Letters of support were also sent from Sharpe James, mayor of Newark, N.J.; Gregory S. Lashutka, mayor of Columbus, Ohio; Tom Ridge, governor of the Commonwealth of Pennsylvania, and Timothy R. Costanza, mayor of Shippensburg Penn.
Freeman R. Bosley Jr., mayor of St. Louis, Mo. wrote, "Throughout our world today, there is a plethora of tension and strife. Far too many nations are pre-occupied with civil unrest and military warfare. However, senseless loss of life, liberty, and property can be diminished once mankind regains a vision of world peace."
Several organizations sent letters of support, including the Spiritual Assembly of the Bahai's of the City of New York; The King Center, The Martin Luther King Jr. Center for Nonviolent Social Change, Inc.; and the National Rainbow Coalition.
Along their trek, the walkers have stopped at various sites of nuclear accidents, including Three Mile Island, the site of one of the worst nuclear accidents in the United States and at the Leavenworth Penitentiary in Lawrence, Kan.
The walkers held a three-day fast at the prison in mid-March for Leonard Peltier, a Native American activist who they believe was falsely accused by the Federal Bureau of Investigations of killing two agents.
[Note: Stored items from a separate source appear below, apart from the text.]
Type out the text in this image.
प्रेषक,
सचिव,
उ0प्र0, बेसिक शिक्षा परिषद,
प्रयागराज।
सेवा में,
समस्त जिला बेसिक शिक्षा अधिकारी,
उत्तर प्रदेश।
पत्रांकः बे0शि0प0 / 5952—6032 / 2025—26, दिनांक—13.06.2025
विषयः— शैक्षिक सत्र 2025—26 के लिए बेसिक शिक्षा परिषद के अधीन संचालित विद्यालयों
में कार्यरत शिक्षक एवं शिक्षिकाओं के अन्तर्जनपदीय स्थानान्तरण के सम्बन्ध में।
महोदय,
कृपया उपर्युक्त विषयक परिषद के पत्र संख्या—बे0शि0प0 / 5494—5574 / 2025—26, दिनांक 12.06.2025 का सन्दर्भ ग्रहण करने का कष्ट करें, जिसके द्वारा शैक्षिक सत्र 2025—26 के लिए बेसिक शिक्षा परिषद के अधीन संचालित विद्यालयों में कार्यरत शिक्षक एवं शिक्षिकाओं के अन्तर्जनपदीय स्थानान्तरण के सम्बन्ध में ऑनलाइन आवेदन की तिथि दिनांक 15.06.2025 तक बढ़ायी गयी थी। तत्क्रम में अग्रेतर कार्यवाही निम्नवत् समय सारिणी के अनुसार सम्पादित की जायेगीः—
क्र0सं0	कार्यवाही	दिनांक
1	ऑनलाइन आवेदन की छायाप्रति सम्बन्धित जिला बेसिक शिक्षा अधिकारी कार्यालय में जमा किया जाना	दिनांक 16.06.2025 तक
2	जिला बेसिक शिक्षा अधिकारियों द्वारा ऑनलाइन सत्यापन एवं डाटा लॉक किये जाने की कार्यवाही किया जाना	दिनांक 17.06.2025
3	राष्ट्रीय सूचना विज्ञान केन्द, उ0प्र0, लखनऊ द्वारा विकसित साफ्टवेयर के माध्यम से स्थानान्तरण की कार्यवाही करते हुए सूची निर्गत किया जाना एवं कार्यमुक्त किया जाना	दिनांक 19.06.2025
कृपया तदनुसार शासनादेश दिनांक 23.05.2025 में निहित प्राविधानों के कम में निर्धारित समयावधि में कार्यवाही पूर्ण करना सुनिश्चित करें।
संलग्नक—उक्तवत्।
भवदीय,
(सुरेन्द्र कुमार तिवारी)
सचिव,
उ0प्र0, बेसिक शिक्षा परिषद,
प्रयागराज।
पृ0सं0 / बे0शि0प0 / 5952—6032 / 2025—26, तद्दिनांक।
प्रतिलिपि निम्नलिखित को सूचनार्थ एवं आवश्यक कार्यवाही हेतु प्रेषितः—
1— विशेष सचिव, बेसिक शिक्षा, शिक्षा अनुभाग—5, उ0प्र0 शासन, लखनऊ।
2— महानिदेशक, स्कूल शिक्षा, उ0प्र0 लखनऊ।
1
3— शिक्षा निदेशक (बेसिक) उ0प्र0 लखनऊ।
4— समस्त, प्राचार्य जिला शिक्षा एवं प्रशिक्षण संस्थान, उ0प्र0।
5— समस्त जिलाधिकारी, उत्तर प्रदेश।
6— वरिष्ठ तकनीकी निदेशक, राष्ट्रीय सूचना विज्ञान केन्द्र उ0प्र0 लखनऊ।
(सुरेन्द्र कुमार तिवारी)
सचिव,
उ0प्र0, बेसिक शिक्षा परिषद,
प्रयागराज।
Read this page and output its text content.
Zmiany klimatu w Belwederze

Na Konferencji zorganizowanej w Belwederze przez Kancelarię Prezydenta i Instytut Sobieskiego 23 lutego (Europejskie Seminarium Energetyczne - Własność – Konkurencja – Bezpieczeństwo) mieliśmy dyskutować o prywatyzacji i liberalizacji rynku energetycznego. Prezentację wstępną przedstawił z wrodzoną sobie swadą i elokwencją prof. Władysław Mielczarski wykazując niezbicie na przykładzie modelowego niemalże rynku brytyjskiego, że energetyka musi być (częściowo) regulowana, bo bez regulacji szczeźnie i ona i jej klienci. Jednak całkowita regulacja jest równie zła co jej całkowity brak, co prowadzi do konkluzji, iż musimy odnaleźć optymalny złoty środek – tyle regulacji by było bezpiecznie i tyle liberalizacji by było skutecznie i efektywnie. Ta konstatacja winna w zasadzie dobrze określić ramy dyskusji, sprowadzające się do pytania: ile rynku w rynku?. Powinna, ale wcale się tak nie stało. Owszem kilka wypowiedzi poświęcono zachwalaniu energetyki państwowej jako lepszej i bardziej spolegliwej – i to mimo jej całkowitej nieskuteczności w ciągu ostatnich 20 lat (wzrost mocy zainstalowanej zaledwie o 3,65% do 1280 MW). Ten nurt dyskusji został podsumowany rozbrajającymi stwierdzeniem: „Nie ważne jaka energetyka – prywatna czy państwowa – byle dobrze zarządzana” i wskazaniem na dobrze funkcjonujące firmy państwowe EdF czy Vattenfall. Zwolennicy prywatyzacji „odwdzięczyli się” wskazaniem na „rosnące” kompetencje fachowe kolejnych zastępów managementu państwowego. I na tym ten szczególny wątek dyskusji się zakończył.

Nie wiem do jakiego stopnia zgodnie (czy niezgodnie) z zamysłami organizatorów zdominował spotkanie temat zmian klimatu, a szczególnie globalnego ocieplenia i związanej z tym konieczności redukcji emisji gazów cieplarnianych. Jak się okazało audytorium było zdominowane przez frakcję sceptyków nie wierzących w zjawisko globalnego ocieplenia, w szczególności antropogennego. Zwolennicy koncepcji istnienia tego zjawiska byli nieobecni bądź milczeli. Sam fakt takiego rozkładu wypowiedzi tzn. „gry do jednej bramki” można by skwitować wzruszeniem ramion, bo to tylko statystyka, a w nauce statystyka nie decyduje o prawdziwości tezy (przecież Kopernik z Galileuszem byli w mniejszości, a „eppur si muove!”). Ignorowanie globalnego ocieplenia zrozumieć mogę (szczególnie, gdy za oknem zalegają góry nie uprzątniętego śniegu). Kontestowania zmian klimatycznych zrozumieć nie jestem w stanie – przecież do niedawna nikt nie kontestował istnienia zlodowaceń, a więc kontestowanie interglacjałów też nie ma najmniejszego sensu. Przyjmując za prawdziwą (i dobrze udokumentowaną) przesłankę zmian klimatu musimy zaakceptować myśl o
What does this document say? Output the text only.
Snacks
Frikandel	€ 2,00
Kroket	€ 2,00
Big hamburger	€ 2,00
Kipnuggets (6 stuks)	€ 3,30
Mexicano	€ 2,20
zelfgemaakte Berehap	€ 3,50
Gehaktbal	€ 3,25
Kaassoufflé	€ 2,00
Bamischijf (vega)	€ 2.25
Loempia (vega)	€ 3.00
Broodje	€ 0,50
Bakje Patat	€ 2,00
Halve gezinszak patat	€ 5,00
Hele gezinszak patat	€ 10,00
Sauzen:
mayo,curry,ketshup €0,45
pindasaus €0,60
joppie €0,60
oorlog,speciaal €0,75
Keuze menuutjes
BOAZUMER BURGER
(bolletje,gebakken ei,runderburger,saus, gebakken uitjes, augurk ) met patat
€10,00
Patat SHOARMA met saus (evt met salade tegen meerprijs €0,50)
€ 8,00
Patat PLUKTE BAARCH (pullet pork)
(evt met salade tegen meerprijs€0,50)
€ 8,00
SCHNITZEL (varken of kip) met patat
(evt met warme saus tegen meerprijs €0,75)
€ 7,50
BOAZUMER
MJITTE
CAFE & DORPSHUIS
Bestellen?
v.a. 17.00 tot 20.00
Peltier also helped organize the walk.
The group walked through Missouri and Kansas in March.
Beginning in April, they walked through cities in Oklahoma, including Bartlesville, Tulsa and Stroud.
After leaving Whitewater's home, they will walk to El Reno, Watonga, Seiling, Woodward, Slapout, Gray, Guyman, Eva and Boise City. They will continue through New Mexico, where they will participate in an Earth Day Global Unity event; Arizona where they will hold a Spiritual Unity Gathering, and California.
June 14-19, the peace walkers will hold a Global Peace Walk Rally, where they say they hope about 100,000 people will walk with them from San Jose to San Francisco, Rubio said.
They will arrive in San Francisco June 20 to celebrate the United Nations 50th anniversary with prayer and speeches from Nobel Peace prize winners for world peace, Rubio said.